A federal district court recently held that an employer’s attendance policy — which required employees to provide a doctor’s note describing the nature of an absence — violates the Americans with Disabilities Act. In EEOC v. Dillards, an employee missed a few days of work for health-related reasons. Upon her return she provided her supervisor with doctor’s note simply stating she was unable to work; the note did not state the nature of the condition requiring time off. In accordance with Dillard’s policy requiring more detail, the supervisor did not excuse the absences and the employee was then fired for excessive absenteeism. Not ok under the ADA, held the court.
Dillard’s policy stated that a health-related absence would only be excused if the employee submitted a doctor’s note stating “the nature of the absence (such as migraine, high blood pressure, etc ….” Dillard’s subsequently reaffirmed the policy, clarifying that the doctor’s note “must state the condition being treated.” According to the court, this policy violates the ADA on its face, as it permits and even encourages supervisors to make disability-related inquiries, which is prohibited by the ADA.

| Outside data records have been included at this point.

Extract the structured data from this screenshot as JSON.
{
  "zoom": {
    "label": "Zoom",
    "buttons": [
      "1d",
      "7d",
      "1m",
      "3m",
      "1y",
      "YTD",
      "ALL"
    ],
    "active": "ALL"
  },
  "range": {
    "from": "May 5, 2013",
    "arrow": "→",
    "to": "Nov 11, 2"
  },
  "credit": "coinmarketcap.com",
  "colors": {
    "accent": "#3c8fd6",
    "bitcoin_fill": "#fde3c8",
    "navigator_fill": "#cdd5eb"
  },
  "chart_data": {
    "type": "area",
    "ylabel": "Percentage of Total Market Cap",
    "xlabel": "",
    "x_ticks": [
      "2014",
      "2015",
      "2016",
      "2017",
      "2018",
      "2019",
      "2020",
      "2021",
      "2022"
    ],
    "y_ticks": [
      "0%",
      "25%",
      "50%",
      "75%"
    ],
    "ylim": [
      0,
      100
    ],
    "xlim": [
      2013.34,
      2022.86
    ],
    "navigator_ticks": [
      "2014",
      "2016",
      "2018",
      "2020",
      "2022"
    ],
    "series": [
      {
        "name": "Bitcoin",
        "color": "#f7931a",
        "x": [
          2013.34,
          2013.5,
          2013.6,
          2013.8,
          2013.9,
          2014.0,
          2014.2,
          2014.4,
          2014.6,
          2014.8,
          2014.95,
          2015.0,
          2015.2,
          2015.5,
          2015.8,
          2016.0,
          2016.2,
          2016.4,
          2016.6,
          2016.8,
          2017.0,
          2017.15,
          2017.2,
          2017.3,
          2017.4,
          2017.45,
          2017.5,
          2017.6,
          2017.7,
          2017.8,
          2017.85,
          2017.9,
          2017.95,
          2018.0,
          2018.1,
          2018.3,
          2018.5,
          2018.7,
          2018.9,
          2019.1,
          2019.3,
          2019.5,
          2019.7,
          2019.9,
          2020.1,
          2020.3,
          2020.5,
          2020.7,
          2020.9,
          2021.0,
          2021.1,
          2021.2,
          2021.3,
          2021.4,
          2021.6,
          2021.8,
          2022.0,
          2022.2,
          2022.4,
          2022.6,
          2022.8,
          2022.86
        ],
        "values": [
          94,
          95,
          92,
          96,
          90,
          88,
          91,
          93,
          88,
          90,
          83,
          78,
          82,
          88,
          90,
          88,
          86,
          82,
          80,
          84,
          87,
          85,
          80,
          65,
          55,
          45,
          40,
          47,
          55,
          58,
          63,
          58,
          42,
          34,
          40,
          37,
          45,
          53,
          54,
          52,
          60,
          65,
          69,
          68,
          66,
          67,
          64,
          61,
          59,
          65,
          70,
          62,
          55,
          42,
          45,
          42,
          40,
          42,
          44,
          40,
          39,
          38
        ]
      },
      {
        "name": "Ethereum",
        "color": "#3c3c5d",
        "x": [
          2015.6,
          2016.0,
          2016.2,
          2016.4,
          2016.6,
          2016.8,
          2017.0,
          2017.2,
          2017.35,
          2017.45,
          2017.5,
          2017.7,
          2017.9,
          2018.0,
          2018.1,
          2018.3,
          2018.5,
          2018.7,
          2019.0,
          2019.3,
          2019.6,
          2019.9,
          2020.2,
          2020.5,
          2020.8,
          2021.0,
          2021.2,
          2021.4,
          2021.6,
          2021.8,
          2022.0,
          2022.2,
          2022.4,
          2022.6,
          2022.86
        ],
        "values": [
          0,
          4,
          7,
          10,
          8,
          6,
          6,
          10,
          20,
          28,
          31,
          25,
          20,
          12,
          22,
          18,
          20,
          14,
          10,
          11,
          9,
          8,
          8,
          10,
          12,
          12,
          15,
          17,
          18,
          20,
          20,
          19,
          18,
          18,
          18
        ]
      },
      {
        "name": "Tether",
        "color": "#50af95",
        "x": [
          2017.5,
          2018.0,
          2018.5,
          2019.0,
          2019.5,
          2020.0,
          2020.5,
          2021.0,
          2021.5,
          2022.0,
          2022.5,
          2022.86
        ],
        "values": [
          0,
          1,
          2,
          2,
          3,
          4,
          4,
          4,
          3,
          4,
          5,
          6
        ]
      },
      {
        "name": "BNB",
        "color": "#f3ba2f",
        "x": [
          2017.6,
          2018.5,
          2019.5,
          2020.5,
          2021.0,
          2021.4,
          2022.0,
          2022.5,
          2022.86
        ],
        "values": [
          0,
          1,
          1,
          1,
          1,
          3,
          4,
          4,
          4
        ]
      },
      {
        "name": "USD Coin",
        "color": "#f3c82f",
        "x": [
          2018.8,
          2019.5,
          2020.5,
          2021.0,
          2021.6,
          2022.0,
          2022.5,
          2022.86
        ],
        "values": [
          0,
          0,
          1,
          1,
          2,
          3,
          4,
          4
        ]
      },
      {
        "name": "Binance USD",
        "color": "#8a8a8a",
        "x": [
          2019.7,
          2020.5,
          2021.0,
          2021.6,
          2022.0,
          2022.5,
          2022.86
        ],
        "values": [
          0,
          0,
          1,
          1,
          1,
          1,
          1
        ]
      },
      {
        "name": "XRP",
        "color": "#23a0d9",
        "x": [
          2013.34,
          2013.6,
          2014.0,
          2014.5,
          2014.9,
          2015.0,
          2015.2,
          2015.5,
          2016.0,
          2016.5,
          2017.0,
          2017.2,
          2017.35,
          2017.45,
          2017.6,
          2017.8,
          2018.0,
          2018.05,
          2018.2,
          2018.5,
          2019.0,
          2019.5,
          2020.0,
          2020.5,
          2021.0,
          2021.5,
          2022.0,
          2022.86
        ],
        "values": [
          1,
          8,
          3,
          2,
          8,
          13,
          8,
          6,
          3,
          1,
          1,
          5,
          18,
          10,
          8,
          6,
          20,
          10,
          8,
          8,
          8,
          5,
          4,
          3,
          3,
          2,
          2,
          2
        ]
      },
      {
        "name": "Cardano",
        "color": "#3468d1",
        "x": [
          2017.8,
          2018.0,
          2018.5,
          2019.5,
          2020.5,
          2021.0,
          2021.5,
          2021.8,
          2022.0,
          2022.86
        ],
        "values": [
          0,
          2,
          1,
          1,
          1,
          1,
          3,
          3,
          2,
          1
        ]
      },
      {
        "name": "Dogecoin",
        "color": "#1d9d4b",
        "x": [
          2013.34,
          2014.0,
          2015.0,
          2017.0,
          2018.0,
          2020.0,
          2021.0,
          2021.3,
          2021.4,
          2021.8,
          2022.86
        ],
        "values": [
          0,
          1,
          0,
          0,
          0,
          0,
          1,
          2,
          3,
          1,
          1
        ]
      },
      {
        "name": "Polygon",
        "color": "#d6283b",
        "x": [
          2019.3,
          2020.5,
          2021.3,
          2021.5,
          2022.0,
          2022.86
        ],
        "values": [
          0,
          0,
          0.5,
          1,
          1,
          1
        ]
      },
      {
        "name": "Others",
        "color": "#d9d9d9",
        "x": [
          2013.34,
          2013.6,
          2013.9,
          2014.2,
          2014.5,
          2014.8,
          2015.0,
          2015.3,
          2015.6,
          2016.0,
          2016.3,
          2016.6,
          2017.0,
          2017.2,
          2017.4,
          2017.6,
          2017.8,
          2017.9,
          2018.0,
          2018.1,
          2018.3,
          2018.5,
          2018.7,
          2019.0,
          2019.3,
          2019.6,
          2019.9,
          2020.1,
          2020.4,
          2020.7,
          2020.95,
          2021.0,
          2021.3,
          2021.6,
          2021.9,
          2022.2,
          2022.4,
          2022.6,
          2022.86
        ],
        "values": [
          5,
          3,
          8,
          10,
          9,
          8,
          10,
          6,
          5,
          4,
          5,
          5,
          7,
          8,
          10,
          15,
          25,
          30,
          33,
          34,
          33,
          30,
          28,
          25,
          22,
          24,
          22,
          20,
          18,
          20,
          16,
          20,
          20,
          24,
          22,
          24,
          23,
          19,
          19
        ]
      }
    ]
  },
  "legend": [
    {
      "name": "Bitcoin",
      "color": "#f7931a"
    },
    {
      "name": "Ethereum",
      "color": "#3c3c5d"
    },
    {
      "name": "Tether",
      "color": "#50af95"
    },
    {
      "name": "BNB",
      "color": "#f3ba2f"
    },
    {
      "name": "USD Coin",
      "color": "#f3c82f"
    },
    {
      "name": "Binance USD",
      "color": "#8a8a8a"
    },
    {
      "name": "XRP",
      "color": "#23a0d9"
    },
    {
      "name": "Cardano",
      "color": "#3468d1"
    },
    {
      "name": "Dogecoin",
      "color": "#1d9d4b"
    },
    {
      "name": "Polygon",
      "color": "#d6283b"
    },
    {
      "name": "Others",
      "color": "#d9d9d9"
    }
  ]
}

This case is noteworthy for a few reasons. First, it is probably a common occurrence for well-intended supervisors to ask for such information to ensure employees are not abusing sick leave. Or simply even to check up on employees by trying to show they care. But, doing so is risky. Because this is not an intuitive proposition, supervisory training is a must. Second, the courts have not often weighed in on the ADA’s prohibition against disability-related inquiries. So this case – even though it was decided in California – could impact employers everywhere. Third, employers should pay attention to the fact that the EEOC took this case to trial. As the agency has stated, it is placing a tremendous priority in pursuing potential ADA violations, in light of the ADA Amendments.